If you are shopping around for a condo, you will notice they are listed as either “divided” or “undivided” co-ownership. Some buyers skip over that detail—after all, a condo is a condo, right?
But in fact, there are significant differences between the two; and as someone who is about to invest in property, it’s important to understand what they are:
Also called “condominium”, divided co-ownership denotes that all owners are financially responsible for their respective properties. It is necessarily administered by an agreement called a “declaration of co-ownership” that standardizes the relationship between the co-owners and the Board of Directors.
In a nutshell, divided co-ownership comprises of:
- Private areas (unit, balcony, locker, parking space)
- Common areas (lobby, swimming pool, roof, parking, elevators, community rooms)
These spaces require regular maintenance, so co-owners are expected to pay a monthly fee aside from their mortgage—that includes taking care of major repairs and renovations and preserving the structure of the building.
Undivided co-ownership is only available in resale.
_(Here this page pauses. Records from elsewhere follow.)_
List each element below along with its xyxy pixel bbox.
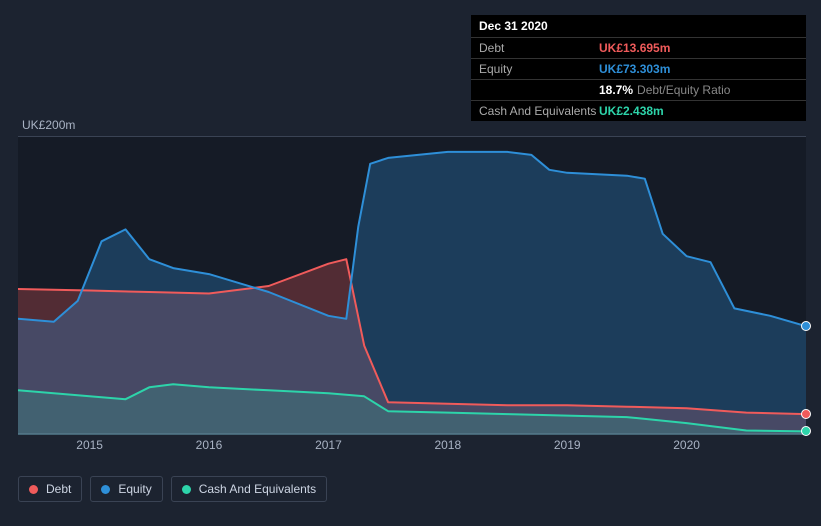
tooltip-row: 18.7%Debt/Equity Ratio bbox=[471, 80, 806, 101]
x-tick-label: 2017 bbox=[315, 438, 342, 452]
legend-item-debt[interactable]: Debt bbox=[18, 476, 82, 502]
tooltip-row: EquityUK£73.303m bbox=[471, 59, 806, 80]
legend-swatch bbox=[101, 485, 110, 494]
chart-tooltip: Dec 31 2020 DebtUK£13.695mEquityUK£73.30… bbox=[471, 15, 806, 121]
x-tick-label: 2016 bbox=[196, 438, 223, 452]
tooltip-row-value: UK£2.438m bbox=[599, 104, 664, 118]
tooltip-row-value: UK£73.303m bbox=[599, 62, 670, 76]
x-tick-label: 2019 bbox=[554, 438, 581, 452]
tooltip-date: Dec 31 2020 bbox=[471, 15, 806, 38]
tooltip-row-label: Debt bbox=[479, 41, 599, 55]
x-tick-label: 2015 bbox=[76, 438, 103, 452]
tooltip-row-label: Equity bbox=[479, 62, 599, 76]
tooltip-row: DebtUK£13.695m bbox=[471, 38, 806, 59]
tooltip-row: Cash And EquivalentsUK£2.438m bbox=[471, 101, 806, 121]
legend-item-equity[interactable]: Equity bbox=[90, 476, 162, 502]
debt-end-marker bbox=[801, 409, 811, 419]
tooltip-row-value: 18.7%Debt/Equity Ratio bbox=[599, 83, 730, 97]
y-axis-max-label: UK£200m bbox=[22, 118, 75, 132]
legend: Debt Equity Cash And Equivalents bbox=[18, 476, 327, 502]
legend-label: Cash And Equivalents bbox=[199, 482, 316, 496]
equity-end-marker bbox=[801, 321, 811, 331]
legend-label: Equity bbox=[118, 482, 151, 496]
tooltip-row-label bbox=[479, 83, 599, 97]
x-tick-label: 2018 bbox=[434, 438, 461, 452]
plot-area[interactable] bbox=[18, 136, 806, 434]
tooltip-row-suffix: Debt/Equity Ratio bbox=[637, 83, 730, 97]
equity-area bbox=[18, 152, 806, 435]
x-tick-label: 2020 bbox=[673, 438, 700, 452]
legend-item-cash[interactable]: Cash And Equivalents bbox=[171, 476, 327, 502]
x-axis-ticks: 2015 2016 2017 2018 2019 2020 bbox=[18, 438, 806, 458]
tooltip-row-label: Cash And Equivalents bbox=[479, 104, 599, 118]
legend-swatch bbox=[29, 485, 38, 494]
legend-swatch bbox=[182, 485, 191, 494]
legend-label: Debt bbox=[46, 482, 71, 496]
tooltip-row-value: UK£13.695m bbox=[599, 41, 670, 55]
cash-end-marker bbox=[801, 426, 811, 436]
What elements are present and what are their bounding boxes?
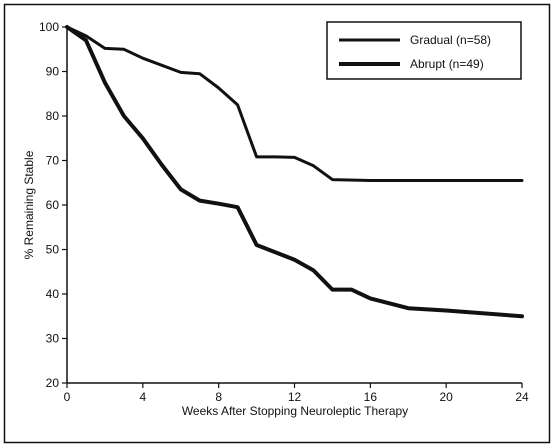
x-tick-label: 16 — [364, 390, 378, 404]
x-axis-ticks: 0 4 8 12 16 20 24 — [64, 383, 529, 404]
x-tick-label: 12 — [288, 390, 302, 404]
x-tick-label: 20 — [439, 390, 453, 404]
legend-label-abrupt: Abrupt (n=49) — [410, 57, 484, 71]
y-axis-title: % Remaining Stable — [22, 150, 36, 259]
y-tick-label: 40 — [46, 287, 60, 301]
y-tick-label: 80 — [46, 109, 60, 123]
series-line-gradual — [65, 25, 524, 182]
series-lines — [65, 25, 524, 319]
y-tick-label: 90 — [46, 65, 60, 79]
legend-box — [326, 21, 522, 80]
y-axis-ticks: 20 30 40 50 60 70 80 90 100 — [39, 20, 67, 390]
y-tick-label: 50 — [46, 243, 60, 257]
y-tick-label: 20 — [46, 376, 60, 390]
x-tick-label: 24 — [515, 390, 529, 404]
legend: Gradual (n=58) Abrupt (n=49) — [326, 21, 522, 80]
x-tick-label: 4 — [139, 390, 146, 404]
x-tick-label: 8 — [215, 390, 222, 404]
y-tick-label: 100 — [39, 20, 59, 34]
y-tick-label: 70 — [46, 154, 60, 168]
x-axis-title: Weeks After Stopping Neuroleptic Therapy — [182, 404, 408, 418]
y-tick-label: 30 — [46, 332, 60, 346]
x-tick-label: 0 — [64, 390, 71, 404]
series-line-abrupt — [65, 25, 524, 319]
legend-label-gradual: Gradual (n=58) — [410, 33, 491, 47]
y-tick-label: 60 — [46, 198, 60, 212]
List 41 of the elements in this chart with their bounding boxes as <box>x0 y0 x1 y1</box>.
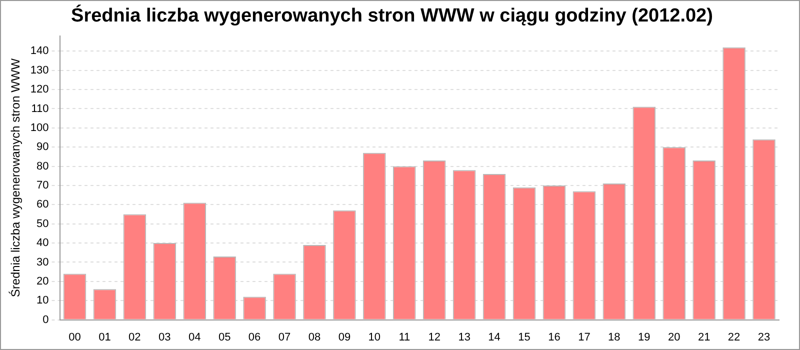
x-tick-label: 21 <box>698 331 710 344</box>
x-tick-label: 16 <box>548 331 560 344</box>
x-tick-label: 11 <box>398 331 410 344</box>
x-tick-label: 06 <box>248 331 261 344</box>
x-tick-label: 03 <box>158 331 171 344</box>
x-tick-label: 09 <box>338 331 351 344</box>
x-tick-label: 23 <box>758 331 770 344</box>
y-tick-label: 110 <box>31 102 49 115</box>
x-tick-label: 12 <box>428 331 440 344</box>
x-tick-label: 01 <box>98 331 111 344</box>
x-tick-label: 17 <box>578 331 590 344</box>
y-tick-label: 0 <box>42 314 49 326</box>
y-tick-label: 10 <box>36 294 49 307</box>
y-tick-label: 40 <box>36 237 49 250</box>
x-tick-label: 04 <box>188 331 201 344</box>
y-tick-label: 90 <box>36 141 49 154</box>
x-tick-label: 00 <box>68 331 81 344</box>
y-tick-label: 80 <box>36 160 49 172</box>
y-tick-label: 140 <box>30 45 49 58</box>
x-tick-label: 22 <box>728 331 740 344</box>
x-tick-label: 10 <box>368 331 381 344</box>
y-tick-label: 20 <box>36 275 49 288</box>
y-tick-label: 100 <box>30 122 49 134</box>
y-tick-label: 50 <box>36 218 49 230</box>
x-tick-label: 13 <box>458 331 470 344</box>
x-tick-label: 20 <box>668 331 680 344</box>
y-tick-label: 30 <box>36 256 49 268</box>
x-tick-label: 07 <box>278 331 291 344</box>
x-tick-label: 15 <box>518 331 530 344</box>
x-tick-label: 19 <box>638 331 650 344</box>
y-tick-label: 60 <box>36 198 49 211</box>
x-tick-label: 08 <box>308 331 321 344</box>
y-tick-label: 70 <box>36 180 49 192</box>
chart-title: Średnia liczba wygenerowanych stron WWW w ciągu godziny (2012.02) <box>71 4 713 27</box>
y-tick-label: 120 <box>30 84 49 96</box>
x-tick-label: 02 <box>128 331 141 344</box>
x-tick-label: 18 <box>608 331 620 344</box>
y-tick-label: 130 <box>30 64 49 76</box>
x-tick-label: 14 <box>488 331 500 344</box>
x-tick-label: 05 <box>218 331 231 344</box>
y-axis-title: Średnia liczba wygenerowanych stron WWW <box>8 58 23 298</box>
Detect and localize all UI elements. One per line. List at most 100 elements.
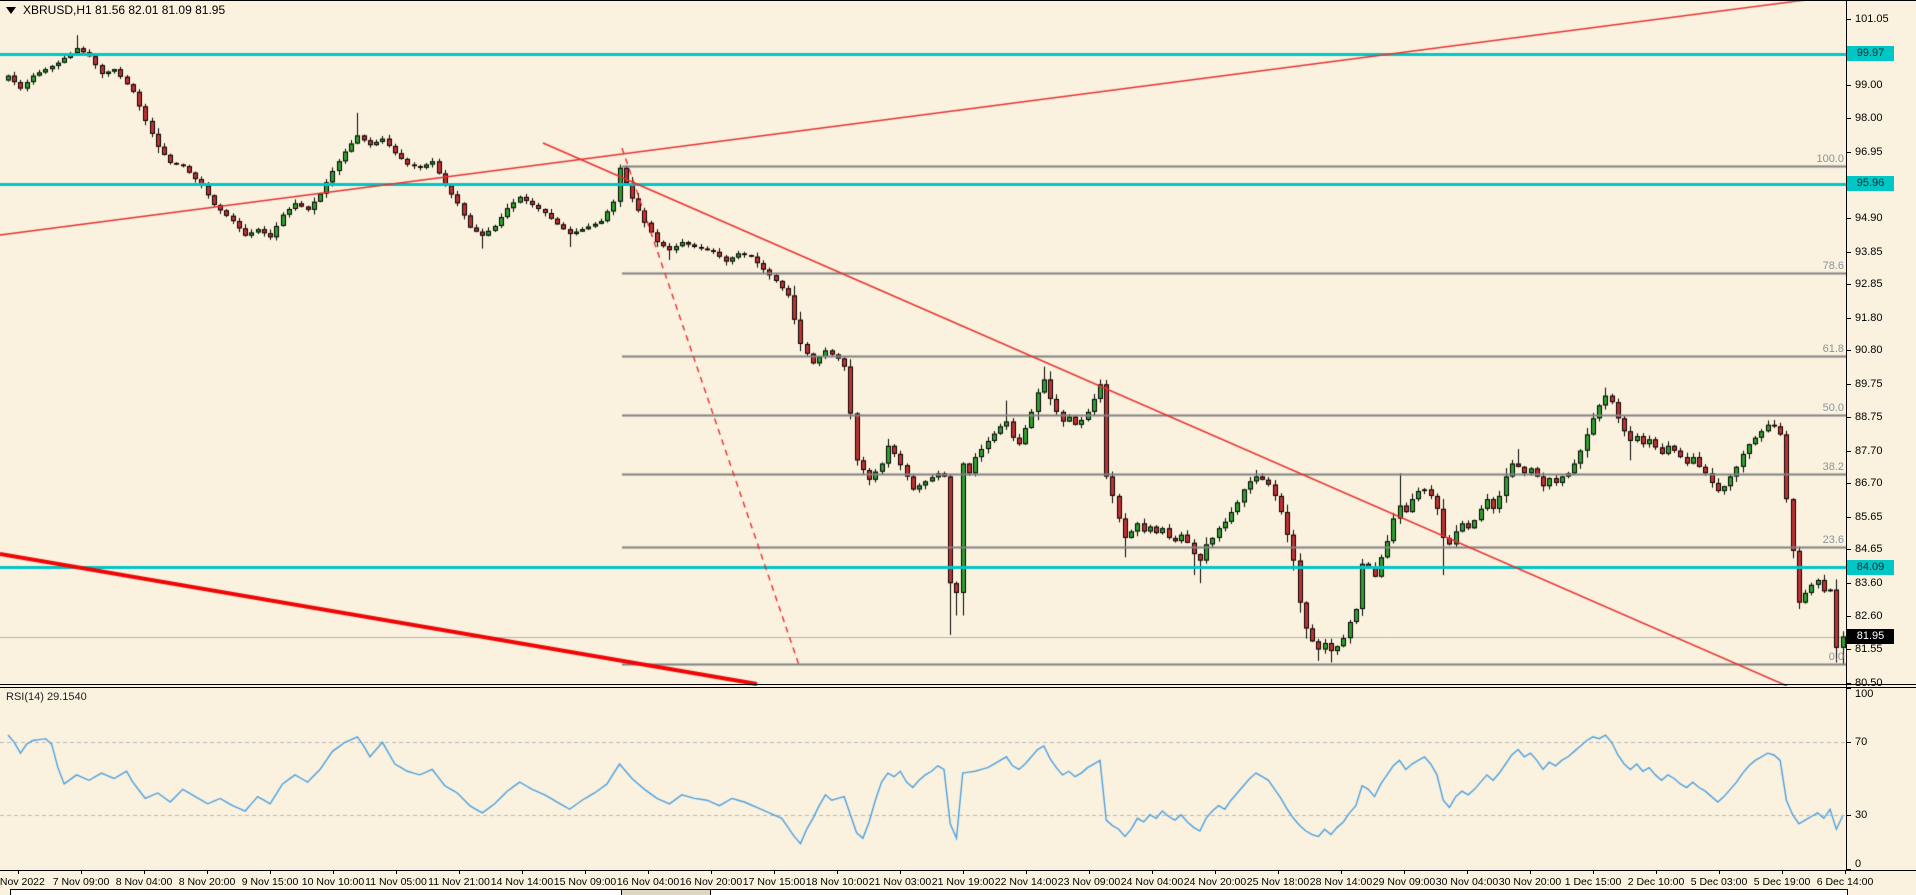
- time-tick-label: 29 Nov 09:00: [1372, 876, 1436, 888]
- time-tick-label: 17 Nov 15:00: [742, 876, 806, 888]
- time-tick-label: 14 Nov 14:00: [490, 876, 554, 888]
- time-tick-label: 22 Nov 14:00: [994, 876, 1058, 888]
- time-tick-label: 16 Nov 20:00: [679, 876, 743, 888]
- time-tick: [1152, 870, 1153, 874]
- time-tick: [459, 870, 460, 874]
- time-tick: [396, 870, 397, 874]
- h-scrollbar[interactable]: [10, 889, 1848, 895]
- time-tick: [1782, 870, 1783, 874]
- time-tick-label: 16 Nov 04:00: [616, 876, 680, 888]
- price-tick: [1846, 218, 1851, 219]
- time-tick: [1404, 870, 1405, 874]
- time-tick: [1467, 870, 1468, 874]
- price-tick: [1846, 252, 1851, 253]
- price-tick-label: 83.60: [1855, 577, 1883, 590]
- price-tick-label: 80.50: [1855, 677, 1883, 690]
- time-tick: [1845, 870, 1846, 874]
- price-tick-label: 82.60: [1855, 609, 1883, 622]
- time-tick-label: 2 Dec 10:00: [1627, 876, 1685, 888]
- price-tick: [1846, 85, 1851, 86]
- price-tick-label: 90.80: [1855, 344, 1883, 357]
- fib-level-label: 23.6: [1822, 533, 1844, 546]
- price-tick: [1846, 583, 1851, 584]
- rsi-tick: [1846, 815, 1851, 816]
- current-price-badge: 81.95: [1847, 629, 1894, 645]
- symbol-info: XBRUSD,H1 81.56 82.01 81.09 81.95: [6, 3, 225, 17]
- time-tick-label: 21 Nov 19:00: [931, 876, 995, 888]
- rsi-indicator-canvas[interactable]: [0, 688, 1846, 870]
- time-tick: [1026, 870, 1027, 874]
- time-tick-label: 8 Nov 20:00: [178, 876, 236, 888]
- price-tick-label: 88.75: [1855, 410, 1883, 423]
- rsi-tick: [1846, 742, 1851, 743]
- price-tick: [1846, 284, 1851, 285]
- time-tick-label: 23 Nov 09:00: [1057, 876, 1121, 888]
- time-tick-label: 8 Nov 04:00: [115, 876, 173, 888]
- window-top-border: [0, 0, 1916, 1]
- time-tick: [18, 870, 19, 874]
- price-tick-label: 93.85: [1855, 245, 1883, 258]
- fib-level-label: 0.0: [1828, 651, 1844, 664]
- price-tick: [1846, 19, 1851, 20]
- price-tick: [1846, 616, 1851, 617]
- time-tick: [963, 870, 964, 874]
- time-tick: [270, 870, 271, 874]
- time-tick-label: 24 Nov 04:00: [1120, 876, 1184, 888]
- time-tick: [648, 870, 649, 874]
- fib-level-label: 61.8: [1822, 343, 1844, 356]
- time-axis-line: [0, 870, 1916, 871]
- price-tick-label: 87.70: [1855, 444, 1883, 457]
- time-tick: [1278, 870, 1279, 874]
- time-tick-label: 24 Nov 20:00: [1183, 876, 1247, 888]
- time-tick: [1656, 870, 1657, 874]
- time-tick: [81, 870, 82, 874]
- rsi-panel-top-border: [0, 687, 1916, 688]
- candlestick-chart-canvas[interactable]: [0, 0, 1846, 686]
- collapse-triangle-icon[interactable]: [6, 6, 16, 14]
- price-level-badge: 84.09: [1847, 559, 1894, 575]
- time-tick: [207, 870, 208, 874]
- time-tick-label: 4 Nov 2022: [0, 876, 45, 888]
- time-tick: [900, 870, 901, 874]
- main-panel-bottom-border: [0, 684, 1916, 685]
- time-tick: [1719, 870, 1720, 874]
- price-tick: [1846, 152, 1851, 153]
- fib-level-label: 50.0: [1822, 402, 1844, 415]
- time-tick: [522, 870, 523, 874]
- rsi-tick-label: 100: [1855, 688, 1874, 700]
- price-tick: [1846, 649, 1851, 650]
- price-tick-label: 89.75: [1855, 378, 1883, 391]
- time-tick-label: 11 Nov 21:00: [428, 876, 490, 888]
- time-tick-label: 1 Dec 15:00: [1564, 876, 1622, 888]
- time-tick-label: 30 Nov 20:00: [1498, 876, 1562, 888]
- time-tick-label: 30 Nov 04:00: [1435, 876, 1499, 888]
- fib-level-label: 100.0: [1816, 153, 1844, 166]
- time-tick: [837, 870, 838, 874]
- price-tick-label: 92.85: [1855, 278, 1883, 291]
- price-level-badge: 95.96: [1847, 176, 1894, 192]
- price-tick: [1846, 318, 1851, 319]
- price-tick-label: 101.05: [1855, 13, 1889, 26]
- time-tick: [774, 870, 775, 874]
- price-tick: [1846, 517, 1851, 518]
- rsi-tick-label: 70: [1855, 736, 1868, 749]
- rsi-tick: [1846, 688, 1851, 689]
- price-tick-label: 96.95: [1855, 145, 1883, 158]
- rsi-tick: [1846, 869, 1851, 870]
- price-tick-label: 84.65: [1855, 543, 1883, 556]
- time-tick-label: 9 Nov 15:00: [241, 876, 299, 888]
- h-scrollbar-thumb[interactable]: [621, 890, 711, 895]
- price-tick-label: 98.00: [1855, 111, 1883, 124]
- time-tick: [144, 870, 145, 874]
- time-tick-label: 5 Dec 03:00: [1690, 876, 1748, 888]
- price-tick: [1846, 451, 1851, 452]
- time-tick: [333, 870, 334, 874]
- symbol-ohlc-text: XBRUSD,H1 81.56 82.01 81.09 81.95: [23, 3, 226, 17]
- time-tick-label: 18 Nov 10:00: [805, 876, 869, 888]
- price-tick-label: 86.70: [1855, 476, 1883, 489]
- price-tick: [1846, 384, 1851, 385]
- fib-level-label: 38.2: [1822, 460, 1844, 473]
- price-tick: [1846, 417, 1851, 418]
- price-tick: [1846, 118, 1851, 119]
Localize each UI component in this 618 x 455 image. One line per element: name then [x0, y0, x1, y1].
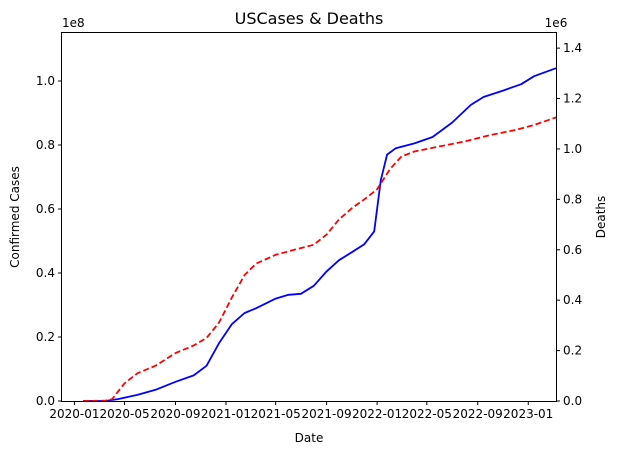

So if you’re purchasing a brand new development, the condo should be divided. The biggest difference in an undivided complex is that there is no division between private areas and common areas. The entire building is owned by all property owners.
In addition to their own units, undivided co-owners are responsible for:
- The loans of the other co-owners
- Municipal taxes, insurance, and school taxes
In this case, co-owners are under no obligation to pay co-ownership fees. With that in mind, it is recommended that co-owners save ample emergency money for any necessary repairs or financial setbacks from other co-owners. Because of the risk that comes with undivided co-ownership, it has become common to create an ownership agreement that clarifies the way the building will be managed.